66% dieser MMT-Patienten mit sRS bzw. 72% der MMT-Patienten mit BS jeweils drei Profile, welche mit diesem „günstigen“ Ressourcenverbrauch assoziiert sind. Bedeutsam waren Merkmale wie Alter, Komorbidität, schmerzbezogene Versorgungshistorie sowie der vorangegangene Einsatz stark wirksamer Opioide. Rund 58% (sRS) bzw. 65% (BS) der Kontrollgruppen entsprachen diesen Profilen und würden demnach potentiell von einer MMT profitieren.

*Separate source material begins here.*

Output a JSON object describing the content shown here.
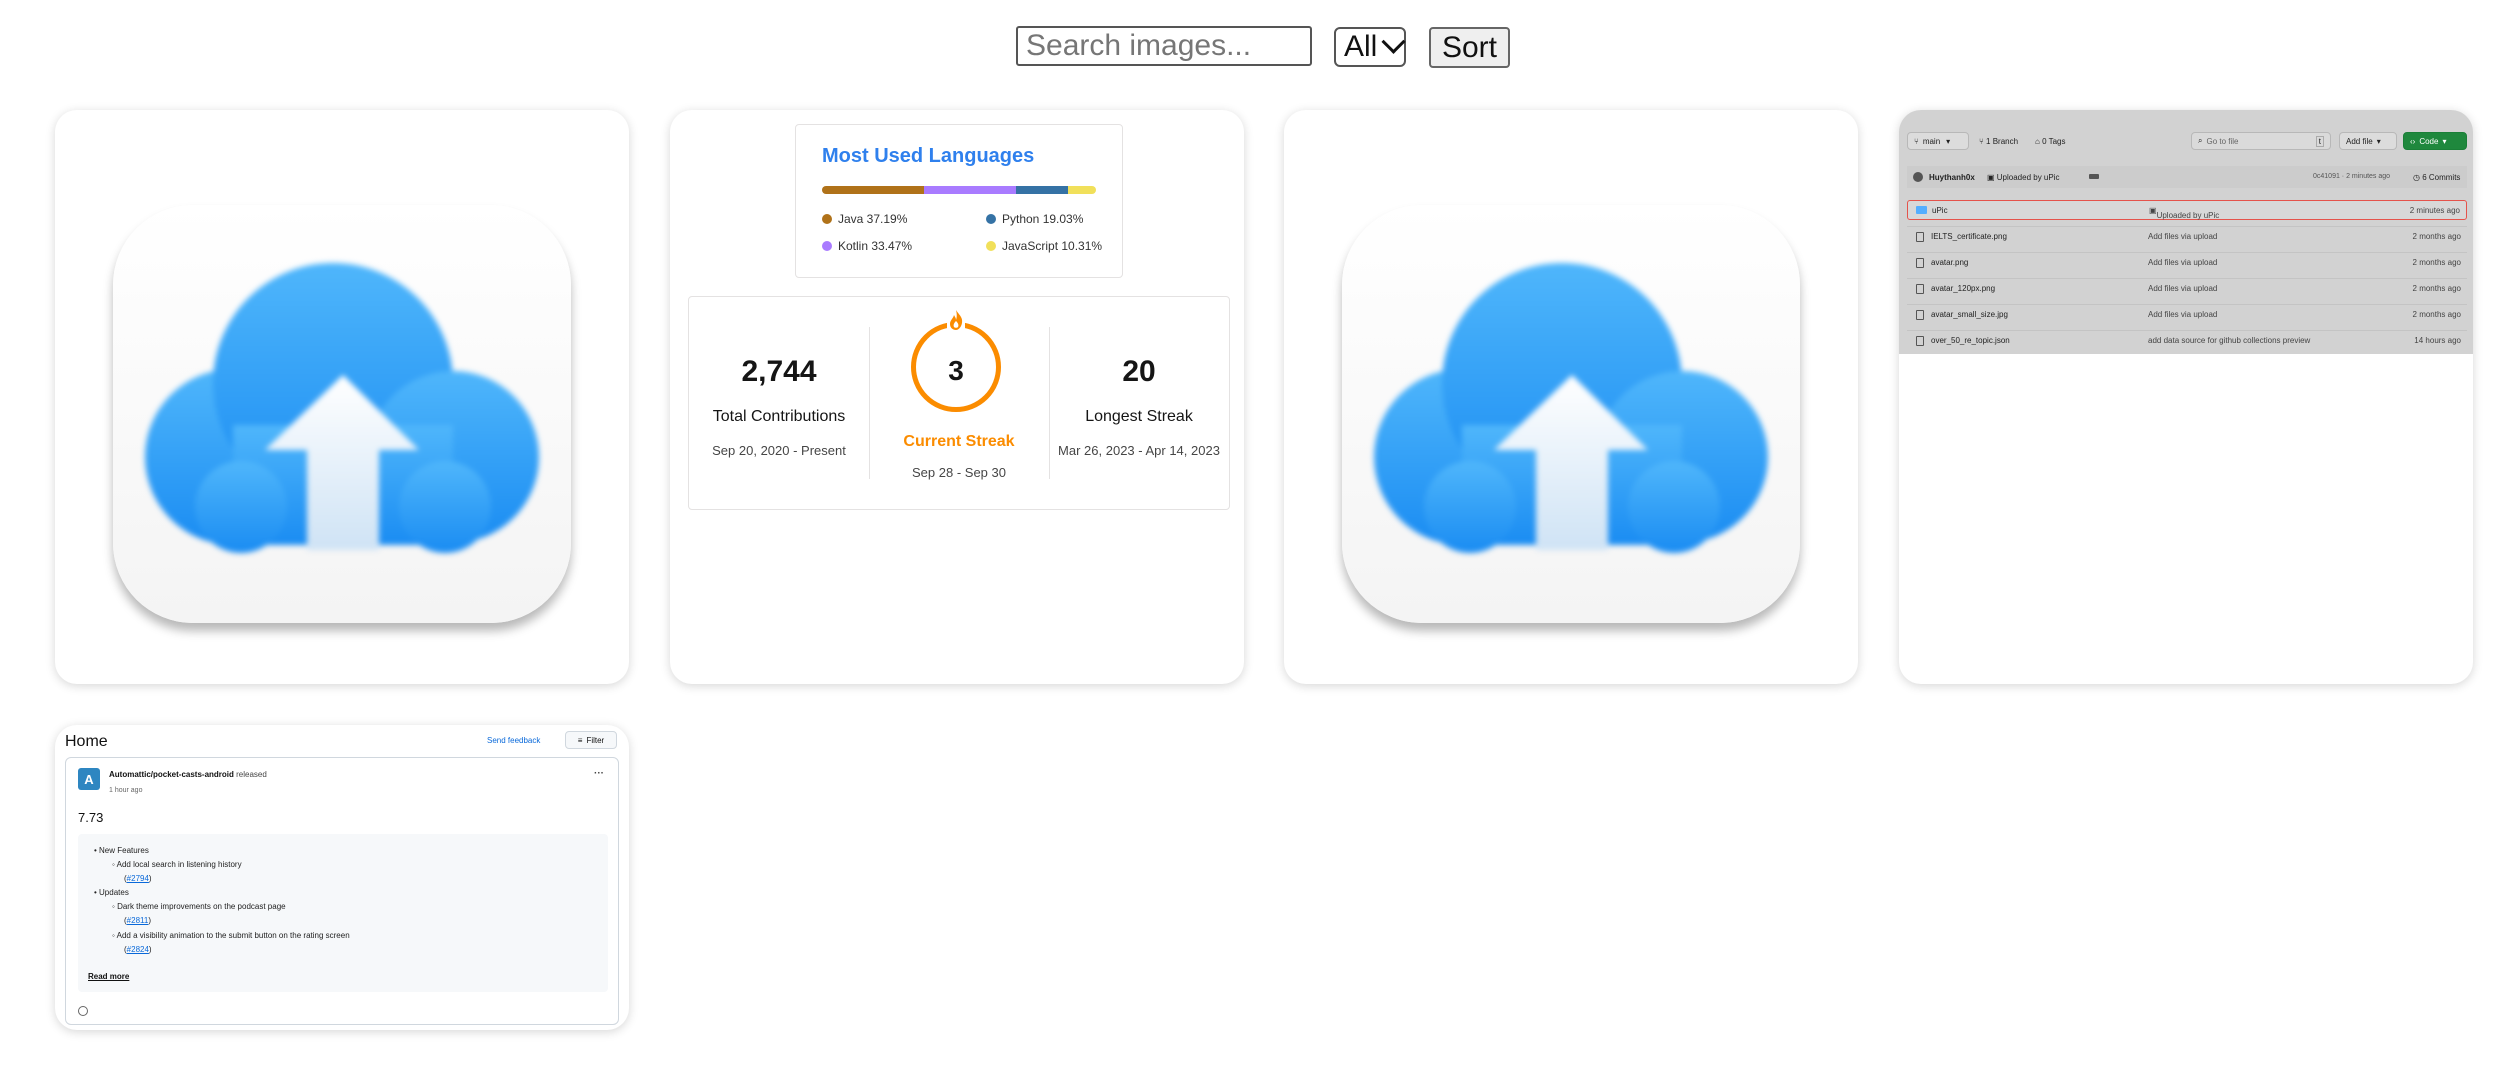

Diskussion und praktische Implikationen: Die Studie entwickelte eine mehrstufige Methode zur Identifikation potentieller Therapie-Responder auf Basis der Profile jener Patienten, die diese Therapie erhielten und von ihr profitierten. GKV-Routinedaten geben keine Auskunft über patientenbezogene oder klinische Outcome-Parameter, so dass der Nutzen der MMT über einen nachfolgenden Rückgang der Kosten operationalisiert wurde. Mit der entwickelten Methodik konnten Patienten charakterisiert und identifiziert werden, die mit einer erhöhten Wahrscheinlichkeit von einer MMT profitieren würden. Gleichwohl können auch jene Patienten, für die posttherapeutisch ein „ungünstiger“ Kostenverlauf ermittelt wurde, von der MMT profitieren. Es zeigte sich jedoch, dass ein tendenziell früherer Einsatz der MMT zu einem Krankheitsverlauf führen kann, der auch mit einem Rückgang der Kosten verbunden ist. Dies verweist auf einen Rückgang der Notwendigkeit, medizinische Leistungen in Anspruch zu nehmen. Die ermittelten Profile können dazu dienen, diese Patienten früher in geeignete Programme zu integrieren. Regionale Häufungen von potentiell von der MMT profitierenden Patienten sollten im Rahmen von Pilotprojekten untersucht und entsprechende Versorgungssteuerungsmaßnahmen abgeleitet werden.